Complaints to attorneys general yield sources for dental investigation Date: 04/30/13
By Mary Otto
Dollars and Dentists, a joint investigation by David Heath of the Center for Public Integrity and Jill Rosenbaum of PBS Frontline captured a first-place Award for Excellence in Health Care Journalism.
The report, which aired last summer, explored the dearth of care for millions of poor children and adults and raised serious questions about the business practices of dental chains that serve Medicaid children and the elderly.
I caught up with Heath at Health Journalism 2013 in Boston and he was good enough to share some reflections on the making of the project.
Q: What should other reporters keep in mind when looking at their own states in regard to the issues you raised in Dollars and Dentists?
A: It’s really an interesting story because it’s really two major problems compressed into one. There is an alarming lack of dental care for people who need it. We were shocked to find that about half the kids in this country in any given year are on Medicaid and in a lot of the states the reimbursement rates are not good enough, so they don’t get care. So that’s a huge problem.
And then on the other side of it, you’ve got states that actually have decent reimbursement rates and they seem to attract these dental clinics that are turning it into a factory process where they are just getting kids in and out and giving care that is best for the bottom line. So there are two sides to this story. It depends on which state you are in. If you are in a state with a low reimbursement rate, kids are going untreated. And if you are in a state with a good reimbursement rate, you may have kids that are getting bad treatment.

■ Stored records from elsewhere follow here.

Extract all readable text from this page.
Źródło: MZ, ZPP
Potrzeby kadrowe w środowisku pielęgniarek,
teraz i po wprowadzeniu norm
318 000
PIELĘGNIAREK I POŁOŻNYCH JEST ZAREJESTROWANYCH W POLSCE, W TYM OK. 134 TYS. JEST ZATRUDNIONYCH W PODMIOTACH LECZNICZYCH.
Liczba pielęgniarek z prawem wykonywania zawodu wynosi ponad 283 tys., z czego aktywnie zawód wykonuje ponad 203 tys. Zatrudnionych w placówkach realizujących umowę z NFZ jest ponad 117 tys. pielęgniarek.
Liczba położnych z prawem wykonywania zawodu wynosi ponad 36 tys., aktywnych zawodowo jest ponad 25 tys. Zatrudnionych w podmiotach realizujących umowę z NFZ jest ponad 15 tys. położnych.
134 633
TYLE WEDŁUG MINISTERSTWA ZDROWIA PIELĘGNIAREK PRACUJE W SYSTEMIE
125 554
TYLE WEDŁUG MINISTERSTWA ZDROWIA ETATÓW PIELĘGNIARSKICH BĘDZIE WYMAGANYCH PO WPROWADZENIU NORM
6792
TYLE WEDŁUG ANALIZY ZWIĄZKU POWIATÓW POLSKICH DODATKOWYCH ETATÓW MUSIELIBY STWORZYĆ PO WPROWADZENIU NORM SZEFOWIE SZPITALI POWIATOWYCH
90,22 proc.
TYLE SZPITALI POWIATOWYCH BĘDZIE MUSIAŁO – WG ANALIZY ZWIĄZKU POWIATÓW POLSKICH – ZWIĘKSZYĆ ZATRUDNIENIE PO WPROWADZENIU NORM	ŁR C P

Q: How did this project get its start?
A: The attorney general in New York had announced he was looking at the problem with these health care credit cards and the high interest rates. It really started off that we were looking at other aspects of the financial crisis. The more we dug into it, the more we realized there was a bigger story in these dental clinics that, like I said, operate like mills, so we shifted the focus.
Q: And then you found people to talk with you about their experiences in these places. How did that work?
A: It was easy to go on consumer websites and read the voluminous amounts of complaints that were there, although it was very difficult to get in touch with any of the people. So what we did; we got our interns to write to every attorney general in a state that had a significant number of corporate dental chains and we asked for all the consumer complaints. In some cases we got nothing because the state either didn’t release them, or the state wasn’t known for being consumer friendly, or the attorney general wasn’t the right agency. In other cases, we got a lot. Ohio had a ton. It was hit or miss.
Q: And you sought out the people with complaints. Some were about care received in clinics treating Medicaid children. But others were from seniors who spoke about having bad experiences with these health care credit cards.
A: That turned out to be two separate stories too. The chains that billed to Medicaid have their own business model that is really unique. And then you have these other chains that service adults and those are very different. They work with the credit cards. So you had the adults and the children, and two different business models. It was very different reporting we did for the two of them.
Q: What has been the response to the coverage of these kind of problems?
A: There had been this issue with Small Smiles. It wasn’t a new issue. I don’t think many people realized the problems with Small Smiles are not limited to one chain and that was sort of a systemic problem.
In Texas, one of the Republican leaders in the Senate is sponsoring a bill to regulate corporate dental chains.
There have been lawsuits filed. There are investigations going on in various states. I see an awakening on this issue of interest and action.